Today was an interesting day. In many ways it wasn’t all that special or memorable. It was a Saturday so I slept in while Sue went for a massage. Then we started off on our usual Saturday drive. Over the last period of time we’ve found it a very enjoyable way to spend time together: we each get our favorite drinks and then we go for a leisurely drive through our spectacular Alberta foothills. However, we did one thing a little different today: we went car shopping first. I wouldn’t be surprised if you’re wondering why, since we have a reasonably current car. Well, that’s where this starts to get interesting. Five years ago we also had to go car shopping. At that time we did something very different from our “normal”: we leased our car. Why? Because I’d just been diagnosed with stage four cancer and we thought it would be less hassle to settle for a lease, especially if I wouldn’t be around for long (don’t question the logic too much – it wasn’t necessarily a period of great clarity for issues other than health). Well, now you may be starting to see the connection. Today we went car shopping because the five year lease was due and, whereas we haven’t made a decision on the car yet (this email really isn’t about our transportation), we’re actually considering a purchase instead of a lease.
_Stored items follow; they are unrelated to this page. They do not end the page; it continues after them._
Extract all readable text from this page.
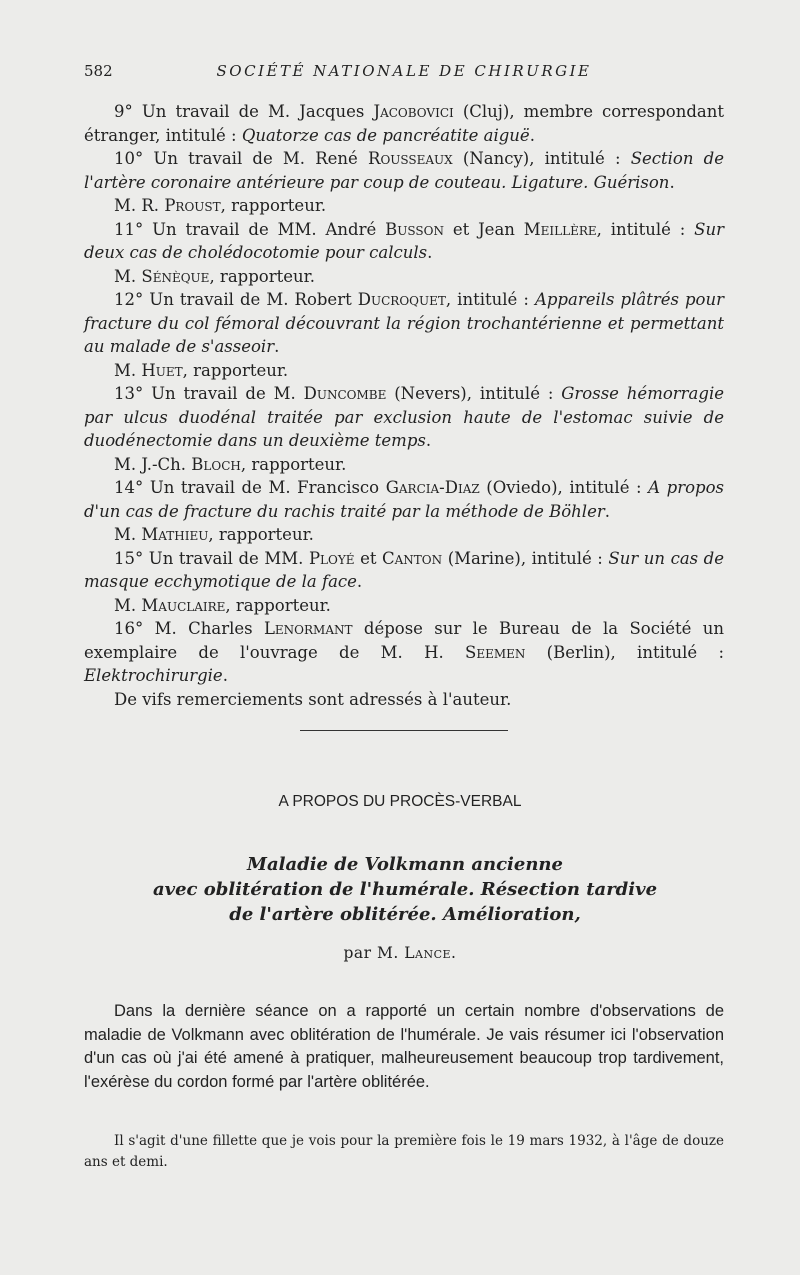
582	SOCIÉTÉ NATIONALE DE CHIRURGIE

9° Un travail de M. Jacques Jacobovici (Cluj), membre correspondant étranger, intitulé : Quatorze cas de pancréatite aiguë.

10° Un travail de M. René Rousseaux (Nancy), intitulé : Section de l'artère coronaire antérieure par coup de couteau. Ligature. Guérison.

M. R. Proust, rapporteur.

11° Un travail de MM. André Busson et Jean Meillère, intitulé : Sur deux cas de cholédocotomie pour calculs.

M. Sénèque, rapporteur.

12° Un travail de M. Robert Ducroquet, intitulé : Appareils plâtrés pour fracture du col fémoral découvrant la région trochantérienne et permettant au malade de s'asseoir.

M. Huet, rapporteur.

13° Un travail de M. Duncombe (Nevers), intitulé : Grosse hémorragie par ulcus duodénal traitée par exclusion haute de l'estomac suivie de duodénectomie dans un deuxième temps.

M. J.-Ch. Bloch, rapporteur.

14° Un travail de M. Francisco Garcia-Diaz (Oviedo), intitulé : A propos d'un cas de fracture du rachis traité par la méthode de Böhler.

M. Mathieu, rapporteur.

15° Un travail de MM. Ployé et Canton (Marine), intitulé : Sur un cas de masque ecchymotique de la face.

M. Mauclaire, rapporteur.

16° M. Charles Lenormant dépose sur le Bureau de la Société un exemplaire de l'ouvrage de M. H. Seemen (Berlin), intitulé : Elektrochirurgie.

De vifs remerciements sont adressés à l'auteur.

A PROPOS DU PROCÈS-VERBAL
Maladie de Volkmann ancienne
avec oblitération de l'humérale. Résection tardive
de l'artère oblitérée. Amélioration,
par M. Lance.

Dans la dernière séance on a rapporté un certain nombre d'observations de maladie de Volkmann avec oblitération de l'humérale. Je vais résumer ici l'observation d'un cas où j'ai été amené à pratiquer, malheureusement beaucoup trop tardivement, l'exérèse du cordon formé par l'artère oblitérée.

Il s'agit d'une fillette que je vois pour la première fois le 19 mars 1932, à l'âge de douze ans et demi.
Yes, you can read into that the implication. I had my semi-annual (yep, I can say that now :-) check-up and all was clear! So, whereas I know it could come back any time, at least for now the results are very positive and we find ourselves more and more thinking about life more normally again (i.e. like it might last for more than a few months). Needless to say, the five year mark highlighted by our car lease was cause for significant reminiscing about the many things that have transpired during that time. But maybe, just maybe, I’ll outlive another car!
Thanks again for all your prayers through the last few years! God is good!
"Pain is inevitable; suffering is optional."
P.S. The five years I talk about in this post does not represent that magical number that oncologists talk of when they talk about being five years cancer free. In my case I’m still under two years on that count.